COUR ADMINISTRATIVE D'APPEL DE LYON — Décision N° CAA69-22LY02045

lundi 17 octobre 2022

JuridictionCOUR ADMINISTRATIVE D'APPEL DE LYON
SectionCOUR ADMINISTRATIVE D'APPEL DE LYON
N° DossierCAA69-22LY02045
TypeOrdonnance
Recoursexcès de pouvoir

Texte intégral

Vu la procédure suivante :

Procédure contentieuse antérieure

M. A B a demandé au tribunal administratif de Lyon d'annuler les décisions de la préfète de la Loire du 6 avril 2022, lui refusant la délivrance d'un titre de séjour, l'obligeant à quitter le territoire français sans délai, désignant le pays à destination duquel il serait reconduit d'office et lui interdisant le retour sur le territoire français durant deux ans.
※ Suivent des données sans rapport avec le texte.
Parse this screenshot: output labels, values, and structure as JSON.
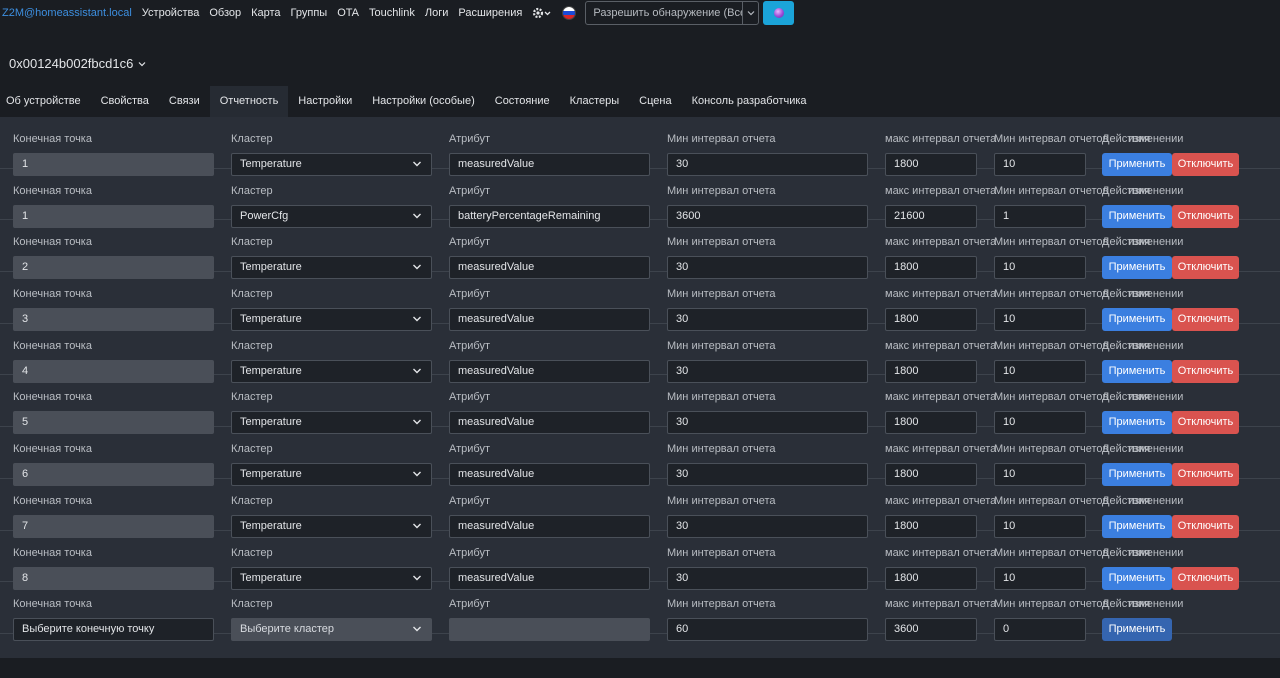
{
  "navbar": {
    "brand": "Z2M@homeassistant.local",
    "links": [
      "Устройства",
      "Обзор",
      "Карта",
      "Группы",
      "OTA",
      "Touchlink",
      "Логи",
      "Расширения"
    ],
    "permit_join_label": "Разрешить обнаружение (Все)"
  },
  "device": {
    "ieee": "0x00124b002fbcd1c6"
  },
  "tabs": [
    "Об устройстве",
    "Свойства",
    "Связи",
    "Отчетность",
    "Настройки",
    "Настройки (особые)",
    "Состояние",
    "Кластеры",
    "Сцена",
    "Консоль разработчика"
  ],
  "active_tab": "Отчетность",
  "labels": {
    "endpoint": "Конечная точка",
    "cluster": "Кластер",
    "attribute": "Атрибут",
    "min_interval": "Мин интервал отчета",
    "max_interval": "макс интервал отчета",
    "min_change": "Мин интервал отчетов",
    "actions": "Действия",
    "overlap_suffix": "изменении"
  },
  "buttons": {
    "apply": "Применить",
    "disable": "Отключить"
  },
  "rows": [
    {
      "endpoint": "1",
      "cluster": "Temperature",
      "attribute": "measuredValue",
      "min": "30",
      "max": "1800",
      "change": "10"
    },
    {
      "endpoint": "1",
      "cluster": "PowerCfg",
      "attribute": "batteryPercentageRemaining",
      "min": "3600",
      "max": "21600",
      "change": "1"
    },
    {
      "endpoint": "2",
      "cluster": "Temperature",
      "attribute": "measuredValue",
      "min": "30",
      "max": "1800",
      "change": "10"
    },
    {
      "endpoint": "3",
      "cluster": "Temperature",
      "attribute": "measuredValue",
      "min": "30",
      "max": "1800",
      "change": "10"
    },
    {
      "endpoint": "4",
      "cluster": "Temperature",
      "attribute": "measuredValue",
      "min": "30",
      "max": "1800",
      "change": "10"
    },
    {
      "endpoint": "5",
      "cluster": "Temperature",
      "attribute": "measuredValue",
      "min": "30",
      "max": "1800",
      "change": "10"
    },
    {
      "endpoint": "6",
      "cluster": "Temperature",
      "attribute": "measuredValue",
      "min": "30",
      "max": "1800",
      "change": "10"
    },
    {
      "endpoint": "7",
      "cluster": "Temperature",
      "attribute": "measuredValue",
      "min": "30",
      "max": "1800",
      "change": "10"
    },
    {
      "endpoint": "8",
      "cluster": "Temperature",
      "attribute": "measuredValue",
      "min": "30",
      "max": "1800",
      "change": "10"
    }
  ],
  "new_row": {
    "endpoint_placeholder": "Выберите конечную точку",
    "cluster_placeholder": "Выберите кластер",
    "attribute": "",
    "min": "60",
    "max": "3600",
    "change": "0"
  },
  "colors": {
    "primary": "#3b7fe0",
    "danger": "#d9534f",
    "brand": "#3d8fe0",
    "panel": "#2a2f38"
  }
}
Par une ordonnance n° 2202761 du 20 avril 2022, la présidente de la 9ème chambre du tribunal administratif de Lyon a rejeté sa demande.

Procédure devant la cour

Par une requête enregistrée le 6 juillet 2022, M. B, représenté par Me Cuche, demande à la cour :

1°) d'annuler l'ordonnance de la présidente de la 9ème chambre du tribunal administratif de Lyon du 20 avril 2022 ;

2°) d'annuler les décisions susmentionnées pour excès de pouvoir ;

3°) d'enjoindre à la préfète de la Loire de lui délivrer un titre de séjour d'une durée d'un an ou, à défaut, de lui délivrer une autorisation provisoire de séjour l'autorisant à travailler dans l'attente du réexamen de sa situation, dans le délai de quarante-huit heures à compter de la notification de la décision à intervenir, sous astreinte de 100 euros par jour de retard ;

4°) de mettre à la charge de l'État la somme de 2 000 euros, au profit de son conseil, en application des dispositions combinées de l'article L. 761-1 du code de justice administrative et de l'article 37 de la loi n° 91-647 du 10 juillet 1991.

Il soutient que :

S'agissant du jugement attaqué :

- sa demande de première instance était recevable, les délais de recours ne lui étant pas opposables ;

S'agissant de l'arrêté dans son ensemble :

- il méconnaît son droit à un recours effectif, tel que protégé par l'article 13 de la convention européenne de sauvegarde des droits de l'homme et des libertés fondamentales ;

- il a été signé par une autorité incompétente ;

S'agissant de la décision portant refus de délivrance de titre de séjour :

- elle est insuffisamment motivée ;

- elle procède d'une erreur manifeste d'appréciation, en méconnaissance des dispositions des articles L. 423-23 et L. 435-1 du code de l'entrée et du séjour des étrangers et du droit d'asile ;

- elle méconnaît les stipulations de l'article 8 de la convention européenne de sauvegarde des droits de l'homme et des libertés fondamentales ;

- elle méconnaît les stipulations du 1 de l'article 3 de la convention relative aux droits de l'enfant ;

S'agissant de la décision portant obligation de quitter le territoire français :

- elle est insuffisamment motivée ;

- elle est illégale, en raison de l'illégalité de la décision de refus de titre de séjour ;

- elle méconnaît les stipulations de l'article 8 de la convention européenne de sauvegarde des droits de l'homme et des libertés fondamentales ;

- elle méconnaît les stipulations du 1 de l'article 3 de la convention relative aux droits de l'enfant ;

S'agissant de la décision refusant l'octroi d'un délai de départ volontaire :

- elle méconnaît les dispositions de l'article L. 612-2 du code de l'entrée et du séjour des étrangers et du droit d'asile ;

S'agissant de la décision portant interdiction de retour sur le territoire français :

- elle est l'illégale, du fait de l'illégalité de la décision lui refusant l'octroi d'un délai de départ volontaire ;

- elle méconnaît les dispositions de l'article L. 612-6 du code de l'entrée et du séjour des étrangers et du droit d'asile ;

- elle procède d'une erreur manifeste d'appréciation ;

M. B a été admis au bénéfice de l'aide juridictionnelle totale par une décision du 15 juin 2022.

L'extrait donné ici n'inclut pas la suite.